This guild sign, in the shape of a cross, from the guild of tailors in Kęty, was made in 1912. Such signs were called, among others: obesłania, bieguny, cechy . They served as messages, calling tradesmen belonging to the guild for deliberations. Obviously, the guild brothers were also informed about the funerals and ecclesiastical and secular holidays in which they were obliged to participate.

Painted dowry chest

Dowry chests used to be an inseparable element of the furnishings of almost every house. They were often passed down from generation to generation, repainted, renovated, and in time considerably differed in the colour and ornamentation of their original appearance. Time, fashion, and also wardrobes which were cheaper and cheaper and consequently more accessible, were their enemies. Cheap chests were usually made of softwood, which was often attacked by insects.

Chest of the millers and bakers guild in Kęty

The guild chest was also called the treasury, counter or mother. This one, belonging to the guild of millers and bakers in Kęty, is made of sycamore wood and comes from the beginning of the nineteenth century. In contrast to the other guild chests from Kęty, it is simple in form; neither is there any hidden box nor decorative painting inside. What distinguishes it, are the beautiful fittings that make it appear very impressive.
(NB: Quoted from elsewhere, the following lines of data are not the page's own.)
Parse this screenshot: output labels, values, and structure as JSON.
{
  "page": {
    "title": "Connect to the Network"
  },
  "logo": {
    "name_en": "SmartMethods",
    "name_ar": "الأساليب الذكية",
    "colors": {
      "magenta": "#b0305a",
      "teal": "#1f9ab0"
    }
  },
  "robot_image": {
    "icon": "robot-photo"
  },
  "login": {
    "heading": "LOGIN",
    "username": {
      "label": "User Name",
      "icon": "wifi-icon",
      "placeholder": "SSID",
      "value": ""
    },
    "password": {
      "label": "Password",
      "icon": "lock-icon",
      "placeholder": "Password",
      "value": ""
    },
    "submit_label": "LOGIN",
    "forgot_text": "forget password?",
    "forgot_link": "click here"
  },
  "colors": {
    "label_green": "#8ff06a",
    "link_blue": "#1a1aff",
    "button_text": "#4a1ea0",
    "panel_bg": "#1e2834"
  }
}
Cross of butchers’ guild in Kęty

The guild sign belonging to the butchers in Kęty was used for summoning the craftsmen brothers to meetings and various celebrations. The information provided by carrying such a sign was very important, and it had to be recognised with due care and attention. A messenger walking with the sign — usually the youngest foreman — appeared in a workshop or craftsman’s house and informed the man of the order of the guild elders. If he did not find anyone at home, he would leave a sign written in chalk on the door or table.

Women’s outfit lendian

Kęty and its surrounding areas had been inhabited by the Lendians for centuries. Female costume is one of the few examples of Lendian culture which have survived to the present day, n examples of which are presented at the museum in Kęty. Single examples of such costumes could still be seen on the streets of Kęty in the 1970s.

Wooden pitchfork

Wooden forks, a popular simple agricultural tool, were commonly used until the first half of the twentieth century, when they were replaced by ever-cheaper iron forks. The type of fork used for spreading dung, displayed in the collections of the Museum in Kęty, could be found in southern Poland, as well as in the area of the present-day Czech Republic and Slovakia.